En abril de 1932, la caldera de la fábrica de conservas «Hediondo» se descompuso por tercera vez en una semana, y la dirección, integrada por Mr. Randolph y una mecanógrafa, decidió que resultaba más barato comprar una caldera nueva que arreglar la vieja tan frecuentemente. Cuando llegó la caldera nueva llevaron la vieja al solar situado entre la tienda de Lee y el restaurante de Dora, y allí la dejaron en espera de que a Mr. Randolph se le ocurriera un medio de sacar dinero de ella. Poco a poco, el ingeniero de la fábrica se fue llevando la tubería para reparar con ella algunas piezas viejas de la «Hediondo». La caldera semejaba una vieja locomotora sin ruedas. Tenía en su frente una puerta grande y otra pequeña para recibir el combustible. Gradualmente la caldera se fue oxidando, y las malvas fueron creciendo alrededor de ella. El mirto trepó por sus costados y el anís silvestre embalsamó su atmósfera. Luego, alguien arrojó un hueso de dátil, y un pequeño árbol creció; grandes campanillas blancas pendían sobre la puerta de la caldera, y, por la noche, las flores exhalaban un penetrante aroma.
En 1935, Mr. y Mrs. Sam Malloy se mudaron a la caldera. Toda la tubería había desaparecido, y la caldera se había transformado en un departamento espacioso, seco y saludable. Cierto que si se entraba por la puerta pequeña había que hacerlo andando a gatas, pero una vez dentro había espacio suficiente, y no podía imaginarse lugar más abrigado ni más seco. Los esposos metieron un colchón en la caldera y se establecieron allí. Mr. Malloy sentíase feliz, y durante largo tiempo también sintióse feliz Mrs. Malloy.
Bajo la caldera, en la colina, había muchos tubos de gran tamaño, abandonados también por la «Hediondo». Hacia fines de 1937 hubo una pesca abundante, las fábricas de conservas trabajaban sin cesar y había escasez de alojamiento. Entonces fue cuando Mr. Malloy se dedicó a alquilar por un precio módico las grandes tuberías para que sirvieran de dormitorio a los solteros. Poniendo un trozo de papel alquitranado en un extremo, y en el otro un pedazo de tapiz, los convertía en confortables dóratenos; sin embargo, los hombres que tenían la costumbre de dormir enroscados se veían en la necesidad de cambiar de postura o mudarse. También había algunos que se quejaban de que no los dejaban dormir los ronquidos que salían de las demás tuberías. Pero, en general, Mr. Malloy hacía un negocio modestamente lucrativo, y era feliz.
Mrs. Malloy sintióse también feliz hasta que su esposo se convirtió en propietario; entonces comenzó a cambiar. Primero compró una alfombra, luego una artesa, luego una lámpara con pantalla de seda. Finalmente penetró en la caldera y dijo anhelante:
—En casa de Holman se están vendiendo cortinas. Cortinas de encaje verdadero con los bordes azul y rosa a 1,98 dólares el juego, incluidos los barrotes.
Mr.
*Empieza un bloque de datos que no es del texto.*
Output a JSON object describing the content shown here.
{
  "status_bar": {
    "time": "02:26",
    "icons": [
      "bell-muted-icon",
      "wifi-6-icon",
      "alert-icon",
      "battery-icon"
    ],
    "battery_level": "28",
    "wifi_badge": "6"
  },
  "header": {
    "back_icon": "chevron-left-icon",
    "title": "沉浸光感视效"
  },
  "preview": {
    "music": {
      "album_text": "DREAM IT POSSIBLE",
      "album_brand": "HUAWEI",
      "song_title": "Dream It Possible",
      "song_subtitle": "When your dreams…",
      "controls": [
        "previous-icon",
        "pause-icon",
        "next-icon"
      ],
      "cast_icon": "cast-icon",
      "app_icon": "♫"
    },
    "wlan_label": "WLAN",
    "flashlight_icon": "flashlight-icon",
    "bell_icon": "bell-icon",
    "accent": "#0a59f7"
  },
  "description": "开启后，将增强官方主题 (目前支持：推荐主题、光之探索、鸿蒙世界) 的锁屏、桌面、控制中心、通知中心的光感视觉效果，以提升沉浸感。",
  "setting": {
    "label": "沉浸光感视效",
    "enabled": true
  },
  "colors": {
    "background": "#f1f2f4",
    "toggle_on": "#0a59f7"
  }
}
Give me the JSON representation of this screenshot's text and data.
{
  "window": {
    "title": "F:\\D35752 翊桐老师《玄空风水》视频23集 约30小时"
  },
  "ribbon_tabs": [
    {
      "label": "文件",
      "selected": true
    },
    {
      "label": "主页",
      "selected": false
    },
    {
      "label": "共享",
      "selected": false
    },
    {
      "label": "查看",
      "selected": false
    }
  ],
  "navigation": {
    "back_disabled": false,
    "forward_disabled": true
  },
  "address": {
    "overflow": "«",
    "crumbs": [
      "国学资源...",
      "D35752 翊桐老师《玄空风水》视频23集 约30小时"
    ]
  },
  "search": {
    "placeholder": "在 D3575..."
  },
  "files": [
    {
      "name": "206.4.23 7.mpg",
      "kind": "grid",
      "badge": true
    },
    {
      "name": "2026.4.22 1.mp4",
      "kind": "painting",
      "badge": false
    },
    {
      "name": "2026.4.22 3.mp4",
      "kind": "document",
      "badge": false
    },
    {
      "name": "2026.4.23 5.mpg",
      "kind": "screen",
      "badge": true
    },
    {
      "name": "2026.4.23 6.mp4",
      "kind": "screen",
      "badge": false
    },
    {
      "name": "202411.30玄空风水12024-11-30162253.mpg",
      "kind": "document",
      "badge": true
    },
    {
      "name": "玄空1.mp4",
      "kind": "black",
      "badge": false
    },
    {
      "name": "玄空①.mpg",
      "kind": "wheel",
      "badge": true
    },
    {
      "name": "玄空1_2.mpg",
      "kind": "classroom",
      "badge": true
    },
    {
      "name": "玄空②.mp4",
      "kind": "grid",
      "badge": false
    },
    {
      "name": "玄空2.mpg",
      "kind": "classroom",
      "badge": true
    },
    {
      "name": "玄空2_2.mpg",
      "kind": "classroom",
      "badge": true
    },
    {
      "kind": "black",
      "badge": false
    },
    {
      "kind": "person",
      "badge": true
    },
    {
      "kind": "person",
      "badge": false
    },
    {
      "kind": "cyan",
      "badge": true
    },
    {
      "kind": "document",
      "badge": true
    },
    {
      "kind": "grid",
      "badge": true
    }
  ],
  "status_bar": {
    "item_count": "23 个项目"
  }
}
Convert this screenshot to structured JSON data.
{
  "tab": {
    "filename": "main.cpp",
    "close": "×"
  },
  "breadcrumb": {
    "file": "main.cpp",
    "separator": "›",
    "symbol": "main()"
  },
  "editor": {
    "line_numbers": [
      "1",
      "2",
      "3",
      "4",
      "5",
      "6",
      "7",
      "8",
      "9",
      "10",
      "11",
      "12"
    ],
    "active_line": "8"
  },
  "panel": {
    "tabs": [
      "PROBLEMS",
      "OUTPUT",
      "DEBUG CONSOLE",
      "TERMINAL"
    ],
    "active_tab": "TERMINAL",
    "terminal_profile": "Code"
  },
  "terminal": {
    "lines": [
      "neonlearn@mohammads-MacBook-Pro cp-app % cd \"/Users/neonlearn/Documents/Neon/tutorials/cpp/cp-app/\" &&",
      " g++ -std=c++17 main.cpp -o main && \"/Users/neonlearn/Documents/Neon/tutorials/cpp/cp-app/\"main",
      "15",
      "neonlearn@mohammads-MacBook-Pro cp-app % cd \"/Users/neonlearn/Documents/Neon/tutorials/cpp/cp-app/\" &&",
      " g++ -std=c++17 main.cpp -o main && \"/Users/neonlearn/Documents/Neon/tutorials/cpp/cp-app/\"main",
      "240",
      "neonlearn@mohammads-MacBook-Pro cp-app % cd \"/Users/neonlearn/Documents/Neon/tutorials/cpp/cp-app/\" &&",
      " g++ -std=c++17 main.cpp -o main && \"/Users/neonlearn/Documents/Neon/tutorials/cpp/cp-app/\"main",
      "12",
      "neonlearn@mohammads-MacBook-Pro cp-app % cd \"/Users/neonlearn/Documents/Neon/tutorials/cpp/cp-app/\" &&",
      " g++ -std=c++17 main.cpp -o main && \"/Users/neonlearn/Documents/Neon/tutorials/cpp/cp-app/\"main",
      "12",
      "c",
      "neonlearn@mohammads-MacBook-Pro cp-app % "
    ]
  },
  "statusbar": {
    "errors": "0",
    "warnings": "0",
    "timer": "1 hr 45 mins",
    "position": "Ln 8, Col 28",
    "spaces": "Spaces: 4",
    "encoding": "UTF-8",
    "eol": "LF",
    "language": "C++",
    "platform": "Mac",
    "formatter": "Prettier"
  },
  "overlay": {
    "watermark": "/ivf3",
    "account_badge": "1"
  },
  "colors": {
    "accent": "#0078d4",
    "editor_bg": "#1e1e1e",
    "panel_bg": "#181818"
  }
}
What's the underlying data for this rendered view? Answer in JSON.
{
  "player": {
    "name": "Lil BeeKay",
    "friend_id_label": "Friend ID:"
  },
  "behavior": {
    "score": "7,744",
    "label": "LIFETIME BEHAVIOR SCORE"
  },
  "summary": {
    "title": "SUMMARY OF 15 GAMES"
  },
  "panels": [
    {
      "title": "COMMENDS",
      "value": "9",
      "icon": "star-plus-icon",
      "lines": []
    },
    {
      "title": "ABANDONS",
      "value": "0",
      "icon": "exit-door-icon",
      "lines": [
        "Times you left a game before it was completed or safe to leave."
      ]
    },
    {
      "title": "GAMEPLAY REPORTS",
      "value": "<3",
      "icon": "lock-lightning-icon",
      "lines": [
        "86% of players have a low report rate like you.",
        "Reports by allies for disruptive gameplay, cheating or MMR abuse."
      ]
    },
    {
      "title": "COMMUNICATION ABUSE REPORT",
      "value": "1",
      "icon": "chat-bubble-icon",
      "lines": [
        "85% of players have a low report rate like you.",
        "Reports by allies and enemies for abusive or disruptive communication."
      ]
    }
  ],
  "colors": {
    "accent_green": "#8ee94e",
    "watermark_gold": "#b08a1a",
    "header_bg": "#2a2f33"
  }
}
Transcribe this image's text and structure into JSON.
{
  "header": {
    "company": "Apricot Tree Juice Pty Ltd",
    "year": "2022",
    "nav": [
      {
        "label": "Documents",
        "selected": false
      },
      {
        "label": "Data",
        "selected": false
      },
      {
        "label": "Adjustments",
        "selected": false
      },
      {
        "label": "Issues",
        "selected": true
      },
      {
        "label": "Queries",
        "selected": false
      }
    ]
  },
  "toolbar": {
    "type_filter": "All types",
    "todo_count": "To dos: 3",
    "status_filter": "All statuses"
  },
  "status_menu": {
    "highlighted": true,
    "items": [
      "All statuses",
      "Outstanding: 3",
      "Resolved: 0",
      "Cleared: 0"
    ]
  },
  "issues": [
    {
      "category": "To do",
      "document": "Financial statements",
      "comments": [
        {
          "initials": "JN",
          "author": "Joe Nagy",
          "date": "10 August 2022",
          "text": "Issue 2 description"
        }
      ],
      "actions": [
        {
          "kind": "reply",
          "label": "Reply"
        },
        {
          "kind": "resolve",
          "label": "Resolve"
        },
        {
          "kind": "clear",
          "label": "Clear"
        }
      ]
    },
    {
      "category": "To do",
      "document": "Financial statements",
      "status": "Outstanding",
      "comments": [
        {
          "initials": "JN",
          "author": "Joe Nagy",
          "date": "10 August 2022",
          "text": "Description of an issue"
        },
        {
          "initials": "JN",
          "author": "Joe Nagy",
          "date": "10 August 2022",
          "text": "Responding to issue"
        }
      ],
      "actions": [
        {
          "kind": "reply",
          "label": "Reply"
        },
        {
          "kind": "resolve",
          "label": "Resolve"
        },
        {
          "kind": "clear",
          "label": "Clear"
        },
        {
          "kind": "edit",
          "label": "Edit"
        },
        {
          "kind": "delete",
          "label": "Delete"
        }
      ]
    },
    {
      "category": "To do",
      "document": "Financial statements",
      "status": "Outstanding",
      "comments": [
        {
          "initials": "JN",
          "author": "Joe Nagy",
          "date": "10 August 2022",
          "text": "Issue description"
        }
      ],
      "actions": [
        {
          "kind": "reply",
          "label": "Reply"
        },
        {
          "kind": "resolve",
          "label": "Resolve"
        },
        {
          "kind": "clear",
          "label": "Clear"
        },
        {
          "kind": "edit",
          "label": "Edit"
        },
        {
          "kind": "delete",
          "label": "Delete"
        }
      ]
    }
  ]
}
Malloy sentóse sobre el colchón.
—¿Cortinas? ¿Para qué quieres cortinas?
—Me gustan las cosas bonitas —dijo Mrs. Malloy—. Siempre me gustó tener cosas bonitas para que tú disfrutes. —Y su labio inferior comenzó a temblar.
—Pero, querida —gritó Sam Malloy—; si a mí me gustan las cortinas, no tengo nada en contra de ellas.
—Sólo 1,98 —insistió Mrs. Malloy—, y tú me regateas 1,98 dólares —dijo con un resoplido y su pecho empezó a agitarse.
—No te los regateo —dijo Mr. Malloy—. Pero, querida, por amor de Dios, ¿qué vamos a hacer con las cortinas? No tenemos ventanas.
Mrs. Malloy lloró y lloró, y Sam la tomó en sus brazos y la consoló.
—Los hombres no comprenden los sentimientos de las mujeres —sollozaba Mrs. Malloy—. Los hombres nunca quieren colocarse en el lugar de una mujer.
Y Sam echóse a su lado y le frotó la espalda durante largo tiempo antes de que Mrs. Malloy se durmiera.